Il provvedimento riguarda i veicoli di interesse storico e collezionistico muniti di Certificato di Rilevanza Storica, iscritti a uno dei registri riconosciuti dal Codice della Strada. In questa categoria rientrano quindi anche le moto iscritte al Registro Storico della Federazione Motociclistica Italiana.
Per i veicoli ultratrentennali dotati di CRS e non utilizzati per attività professionale, la legge prevede l’esclusione dai provvedimenti di limitazione della circolazione adottati ai sensi del Codice della Strada. Si tratta di una novità significativa per chi possiede e conserva motocicli e autoveicoli storici, riconoscendone il valore culturale e collezionistico.
Per i veicoli con data di costruzione compresa tra venti e trenta anni, sempre muniti di CRS, la circolazione è consentita per recarsi presso officine e carrozzerie autorizzate per attività di controllo e manutenzione, oppure per partecipare a raduni e manifestazioni riguardanti veicoli storici.

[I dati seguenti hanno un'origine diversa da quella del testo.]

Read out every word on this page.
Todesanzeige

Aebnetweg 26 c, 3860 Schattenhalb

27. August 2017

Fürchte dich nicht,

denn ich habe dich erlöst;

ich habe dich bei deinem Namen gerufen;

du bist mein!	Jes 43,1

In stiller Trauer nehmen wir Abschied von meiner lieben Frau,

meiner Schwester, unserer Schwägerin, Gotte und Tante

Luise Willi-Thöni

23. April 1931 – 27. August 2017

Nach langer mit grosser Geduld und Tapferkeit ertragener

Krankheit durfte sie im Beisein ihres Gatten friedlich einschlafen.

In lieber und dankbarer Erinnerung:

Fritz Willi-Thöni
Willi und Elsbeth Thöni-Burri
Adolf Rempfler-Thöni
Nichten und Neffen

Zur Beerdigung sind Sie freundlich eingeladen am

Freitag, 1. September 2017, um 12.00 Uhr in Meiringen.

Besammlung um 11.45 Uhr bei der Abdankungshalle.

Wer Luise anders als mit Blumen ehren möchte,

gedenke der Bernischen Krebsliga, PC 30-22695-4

La legge precisa tuttavia che queste possibilità non operano, salvo diversa indicazione dei sindaci, in caso di attivazione delle misure temporanee emergenziali di limitazione della circolazione dovute al persistente accumulo di inquinanti. Resta inoltre salva la possibilità per i sindaci di vietare la circolazione, con adeguata motivazione, in presenza di particolari esigenze di prevenzione dell’inquinamento.

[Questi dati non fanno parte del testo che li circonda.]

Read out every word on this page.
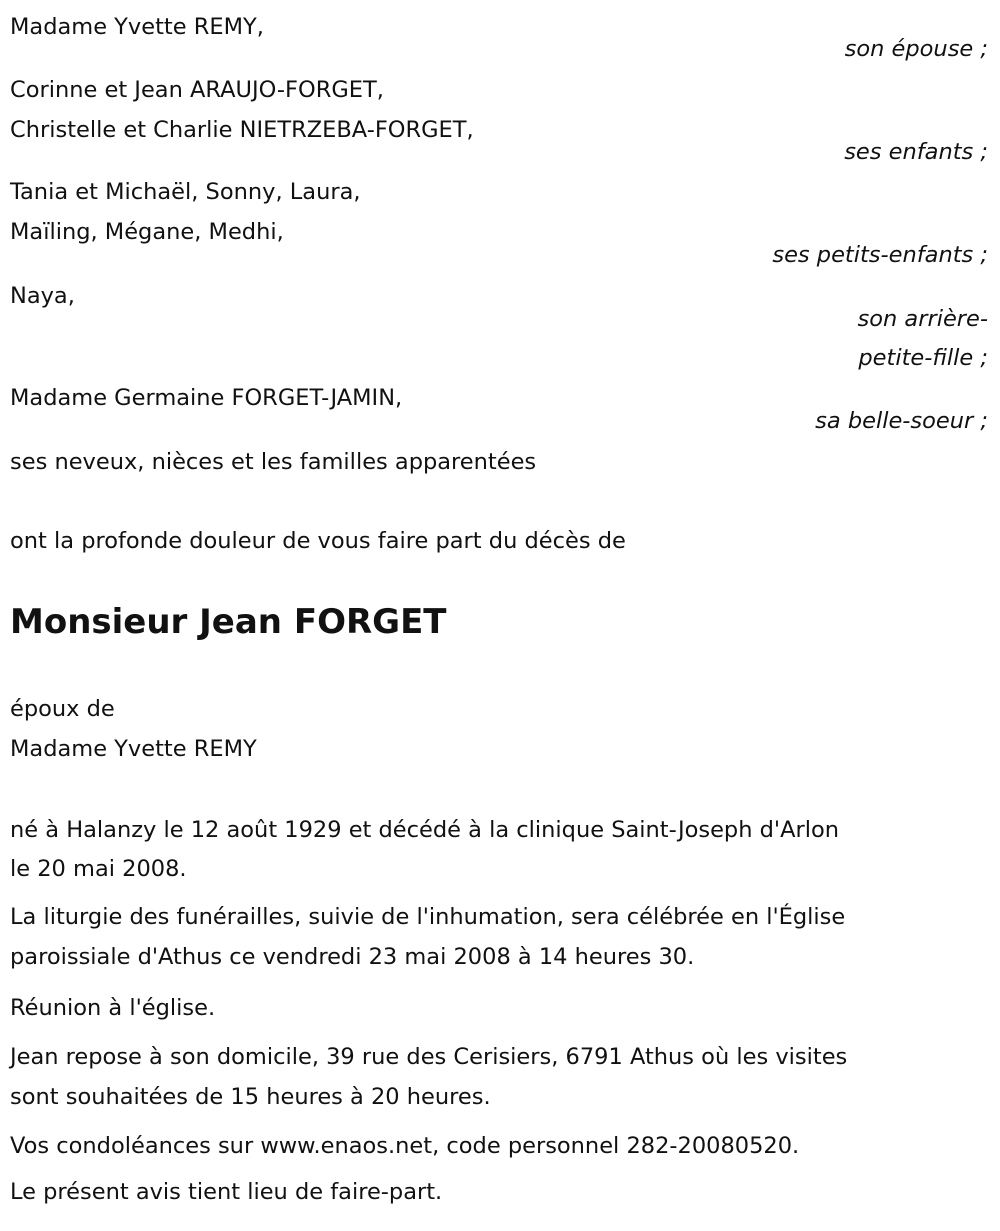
Madame Yvette REMY,
son épouse ;
Corinne et Jean ARAUJO-FORGET,
Christelle et Charlie NIETRZEBA-FORGET,
ses enfants ;
Tania et Michaël, Sonny, Laura,
Maïling, Mégane, Medhi,
ses petits-enfants ;
Naya,
son arrière-
petite-fille ;
Madame Germaine FORGET-JAMIN,
sa belle-soeur ;
ses neveux, nièces et les familles apparentées
ont la profonde douleur de vous faire part du décès de
Monsieur Jean FORGET
époux de
Madame Yvette REMY
né à Halanzy le 12 août 1929 et décédé à la clinique Saint-Joseph d'Arlon
le 20 mai 2008.
La liturgie des funérailles, suivie de l'inhumation, sera célébrée en l'Église
paroissiale d'Athus ce vendredi 23 mai 2008 à 14 heures 30.
Réunion à l'église.
Jean repose à son domicile, 39 rue des Cerisiers, 6791 Athus où les visites
sont souhaitées de 15 heures à 20 heures.
Vos condoléances sur www.enaos.net, code personnel 282-20080520.
Le présent avis tient lieu de faire-part.
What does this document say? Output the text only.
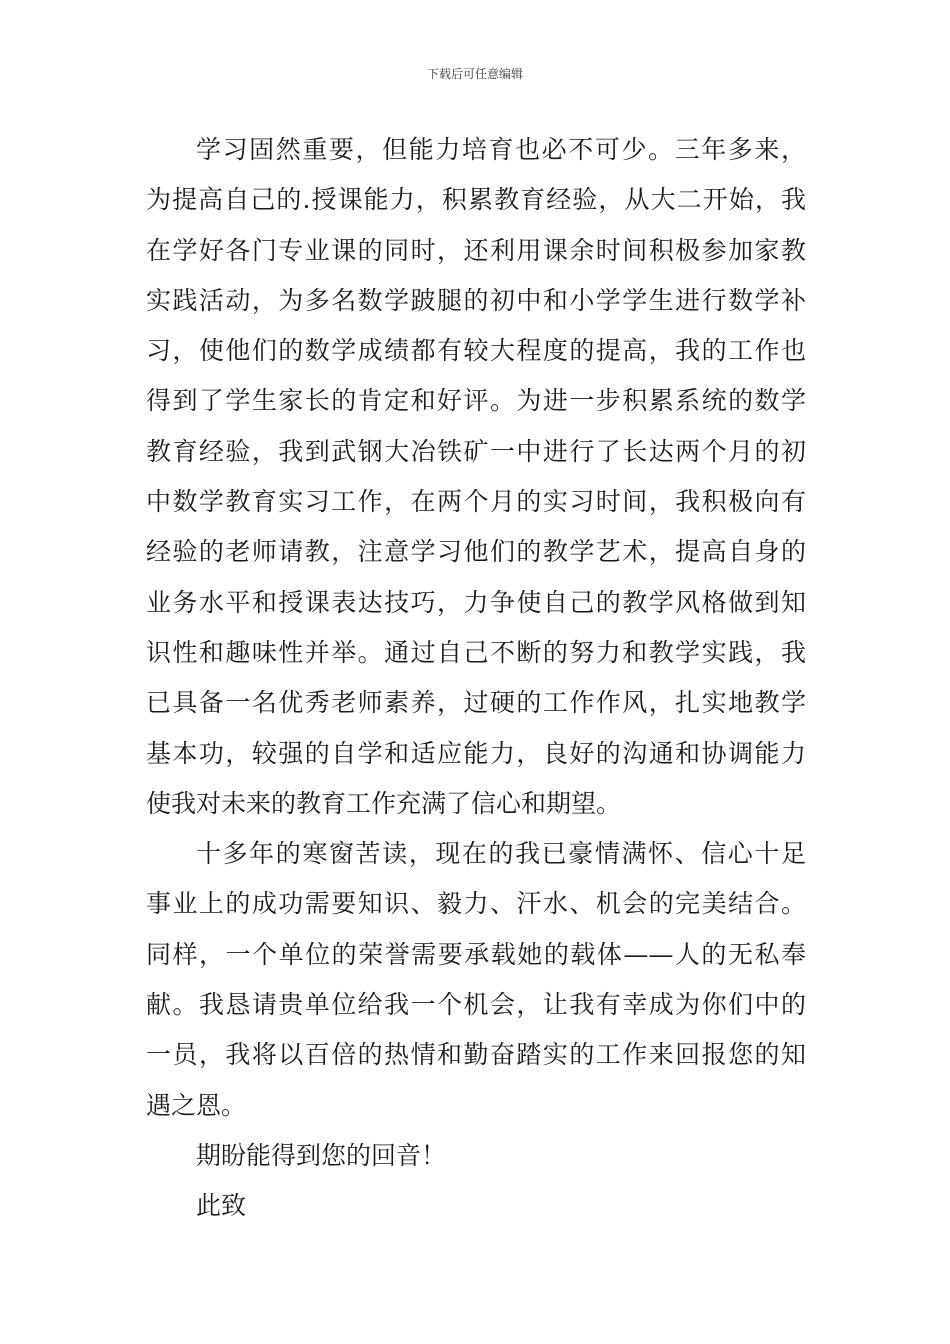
下载后可任意编辑
学习固然重要，但能力培育也必不可少。三年多来，
为提高自己的.授课能力，积累教育经验，从大二开始，我
在学好各门专业课的同时，还利用课余时间积极参加家教
实践活动，为多名数学跛腿的初中和小学学生进行数学补
习，使他们的数学成绩都有较大程度的提高，我的工作也
得到了学生家长的肯定和好评。为进一步积累系统的数学
教育经验，我到武钢大冶铁矿一中进行了长达两个月的初
中数学教育实习工作，在两个月的实习时间，我积极向有
经验的老师请教，注意学习他们的教学艺术，提高自身的
业务水平和授课表达技巧，力争使自己的教学风格做到知
识性和趣味性并举。通过自己不断的努力和教学实践，我
已具备一名优秀老师素养，过硬的工作作风，扎实地教学
基本功，较强的自学和适应能力，良好的沟通和协调能力
使我对未来的教育工作充满了信心和期望。
十多年的寒窗苦读，现在的我已豪情满怀、信心十足
事业上的成功需要知识、毅力、汗水、机会的完美结合。
同样，一个单位的荣誉需要承载她的载体——人的无私奉
献。我恳请贵单位给我一个机会，让我有幸成为你们中的
一员，我将以百倍的热情和勤奋踏实的工作来回报您的知
遇之恩。
期盼能得到您的回音！
此致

Il provvedimento rappresenta un passo importante per la tutela del patrimonio motoristico storico, riconoscendo il valore culturale, tecnico e turistico dei veicoli d’epoca. Per il mondo motociclistico, assume particolare rilievo il riferimento ai motoveicoli iscritti al Registro Storico FMI, che potranno beneficiare delle disposizioni previste dalla nuova normativa regionale.
La legge si inserisce in un percorso di attenzione verso il motorismo storico, settore capace di unire passione, memoria, conservazione tecnica e promozione del territorio. Una misura che guarda non solo ai collezionisti, ma anche ai Moto Club, ai registri storici, agli organizzatori di raduni e a tutto il movimento legato alla cultura delle due e quattro ruote d’epoca.